Nutritional indices were analyzed by a general linear model procedure, i.e., a covariance analysis described by Bauce et al. ([1]). Because RCR and RGR indices are ratios and the variance of a ratio is equal to the variances only when the dominator of the ratio is constant, they were adjusted in accordance with Bauce et al. ([1]). Mortality was treated in a binomial analysis using the GENMOD procedure in SAS ([21]), followed by LSMEANS to detect differences between concentrations.

Results 

The terpenes α-pinene and δ-3-carene exerted significant mortality effects on sixth-instar budworm larvae. These effects were most pronounced at the maximum concentrations found in the foliage (Fig. 1, Tab. 1). Bornyl acetate and camphene had significant effects when their concentrations were twice those encountered in the foliage. Any effect from terpinolene and tricyclene on mortality was not observed. The greatest mortality (22 %) was observed for α -pinene at a concentration of 0.6%. A slightly lower mortality level was detected for δ-3-carene. All larvae in the control treatments were alive after 7 days, compared to those exposed to each of the monoterpenes (Fig. 1).

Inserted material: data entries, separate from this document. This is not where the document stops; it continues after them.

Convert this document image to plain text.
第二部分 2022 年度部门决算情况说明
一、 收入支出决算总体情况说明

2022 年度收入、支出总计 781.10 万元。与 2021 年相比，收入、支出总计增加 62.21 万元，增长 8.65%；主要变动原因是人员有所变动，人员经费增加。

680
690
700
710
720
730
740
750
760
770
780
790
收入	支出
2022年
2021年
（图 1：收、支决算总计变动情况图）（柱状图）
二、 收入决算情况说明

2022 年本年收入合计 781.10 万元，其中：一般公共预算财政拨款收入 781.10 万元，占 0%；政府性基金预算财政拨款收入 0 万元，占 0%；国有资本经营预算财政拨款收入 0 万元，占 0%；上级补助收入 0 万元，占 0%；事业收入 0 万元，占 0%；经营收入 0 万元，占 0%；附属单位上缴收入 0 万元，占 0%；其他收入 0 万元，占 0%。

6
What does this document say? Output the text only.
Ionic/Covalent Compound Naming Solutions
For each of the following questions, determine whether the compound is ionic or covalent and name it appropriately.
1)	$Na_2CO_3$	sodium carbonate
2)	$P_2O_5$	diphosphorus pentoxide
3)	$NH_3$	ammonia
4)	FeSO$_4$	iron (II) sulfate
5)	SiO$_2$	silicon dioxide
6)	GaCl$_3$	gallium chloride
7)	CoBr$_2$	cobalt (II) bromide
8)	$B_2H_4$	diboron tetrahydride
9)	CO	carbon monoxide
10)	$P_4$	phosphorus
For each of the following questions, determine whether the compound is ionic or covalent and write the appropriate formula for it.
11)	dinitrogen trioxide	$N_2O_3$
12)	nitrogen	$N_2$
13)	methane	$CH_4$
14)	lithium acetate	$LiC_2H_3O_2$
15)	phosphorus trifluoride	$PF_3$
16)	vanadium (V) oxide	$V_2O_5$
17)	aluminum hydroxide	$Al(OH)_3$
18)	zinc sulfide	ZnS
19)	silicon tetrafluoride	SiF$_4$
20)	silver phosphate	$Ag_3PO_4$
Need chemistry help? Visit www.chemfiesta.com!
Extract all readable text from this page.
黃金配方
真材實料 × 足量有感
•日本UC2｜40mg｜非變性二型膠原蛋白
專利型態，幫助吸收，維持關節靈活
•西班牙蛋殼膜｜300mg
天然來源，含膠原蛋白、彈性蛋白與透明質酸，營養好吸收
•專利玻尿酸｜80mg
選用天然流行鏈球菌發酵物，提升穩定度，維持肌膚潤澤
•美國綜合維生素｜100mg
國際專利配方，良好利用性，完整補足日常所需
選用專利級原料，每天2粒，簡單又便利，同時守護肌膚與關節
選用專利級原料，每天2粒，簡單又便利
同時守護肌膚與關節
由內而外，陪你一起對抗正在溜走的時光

Fig. 1 - Mortality after seven days of female sixth-instar spruce budworm fed on artificial diet supplemented differents levels and differents monoterpenes. Bar represents ± 2 SE (n = 25 larvae per treatment).

Results of ANCOVA performed indicated that α-pinene, bornyl acetate, camphene, δ-3-carene and terpinolene significantly affected sixth-instar spruce budworm nutritional indices (Tab. 2). The presence of monoterpenes, except for bornyl acetate, decreased RGR. Digestibility increased with increasing concentrations of camphene and δ-3-carene when compared to the control; decreased digestibility was only observed for α-pinene. ECD and ECI indices increased with increased concentrations of α-pinene and bornyl acetate. ECD decreased in the presence of δ-3-carene. Nutritional indices of sixth-instar spruce budworm that were reared on artificial diets containing different concentrations of monoterpenes are summarized in Tab. 3.

Tab. 2 - The effect of monoterpene concentrations on C. fumiferana nutritional indices. Insects were reared on artificial diet supplemented with synthetic monotepenes. Data were analyzed using ANCOVA. (*): significant effect ( < 0.01); (ns): no significant effect.
Tab. 3 - Nutritional indices (mean ± standard deviation) of sixth-instar female spruce budworm larvae fed on artificial diet containing different concentrations of monoterpenes. Values in each column followed by the same letter do not differ significantly at P<0.05 according Duncan’s multiple range test.

Discussion 

The defensive role of monoterpenes against spruce budworm has been demonstrated in several studies, based on rearing trials either on foliage ([1]) or on artificial diet ([15]). This negative response was supported by results of the present study, given that we detected increased mortality (α-pinene, δ-3-carene) and reduced growth rates (α-pinene, δ-3-carene, terpinolene) as result of exposure to the individual monoterpenes. In addition, this study allowed us to reveal the mode of action for each monoterpene as previous studies used only mixtures of monoterpenes.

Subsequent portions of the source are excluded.